Wednesday, September 16, 2009

Slow Rollback, Reboot fixed, why?

I posted this on SQL Server Central, where it will get more attention than it will here, but wanted to put a copy here as well.

Today I ran an 'emergency' script to fix a problem in production. The script does 40,000 updates, each of which fires a trigger that does 1 insert. I should have disabled the trigger first, but didn't (mistake).

This is a very slow (Pentium 4) server, but it has 2 CPUs. MaxDOP is set to 1 (disabling parallel execution), and hyperthreading is turned off in the BIOS.

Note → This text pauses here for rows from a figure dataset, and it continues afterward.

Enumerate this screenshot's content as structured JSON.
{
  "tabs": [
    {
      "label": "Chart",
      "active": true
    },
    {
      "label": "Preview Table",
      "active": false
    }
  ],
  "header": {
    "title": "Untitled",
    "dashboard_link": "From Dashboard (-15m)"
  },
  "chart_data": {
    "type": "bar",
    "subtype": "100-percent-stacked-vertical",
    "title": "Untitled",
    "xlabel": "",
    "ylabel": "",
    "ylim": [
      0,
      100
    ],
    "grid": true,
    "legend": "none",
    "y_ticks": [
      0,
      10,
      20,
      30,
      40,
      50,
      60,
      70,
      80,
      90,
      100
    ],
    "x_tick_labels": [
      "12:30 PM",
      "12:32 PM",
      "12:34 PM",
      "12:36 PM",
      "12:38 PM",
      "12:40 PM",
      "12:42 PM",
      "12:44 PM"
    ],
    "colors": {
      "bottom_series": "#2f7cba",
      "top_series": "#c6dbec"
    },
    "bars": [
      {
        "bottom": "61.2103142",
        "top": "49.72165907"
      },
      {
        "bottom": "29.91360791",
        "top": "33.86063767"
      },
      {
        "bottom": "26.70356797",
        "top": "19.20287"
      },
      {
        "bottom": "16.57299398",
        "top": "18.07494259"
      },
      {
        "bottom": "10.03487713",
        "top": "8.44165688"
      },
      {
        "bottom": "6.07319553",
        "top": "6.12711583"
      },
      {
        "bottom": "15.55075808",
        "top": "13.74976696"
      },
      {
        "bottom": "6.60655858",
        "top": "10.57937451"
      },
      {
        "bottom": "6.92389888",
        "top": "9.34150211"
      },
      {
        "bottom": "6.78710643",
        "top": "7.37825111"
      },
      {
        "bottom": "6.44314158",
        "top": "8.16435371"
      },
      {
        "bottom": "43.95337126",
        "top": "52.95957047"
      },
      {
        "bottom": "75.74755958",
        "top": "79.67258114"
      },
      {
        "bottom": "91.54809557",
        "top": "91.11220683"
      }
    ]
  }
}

After 5 minutes, I realized my mistake not dropping the trigger, and canceled my job, effectively rolling back the changes. I waited another 15 minutes, and as expected the CPU usage of the machine was at 50% during this time. I later found out it was not 1 CPU being used 100% as I expected, but both CPUs actually were used 50%, which I still don't understand. During this time, no one was able to use SQL Server on this machine to do anything, which was also unexpected.

I suggested rebooting, saying SQL would continue doing what it is doing after it rebooted, so logically this makes no sense, but I hate just waiting and not doing anything. After the reboot, I expected the database to take forever to recover, and I came back online almost instantly.

Can anyone tell me what happened and why?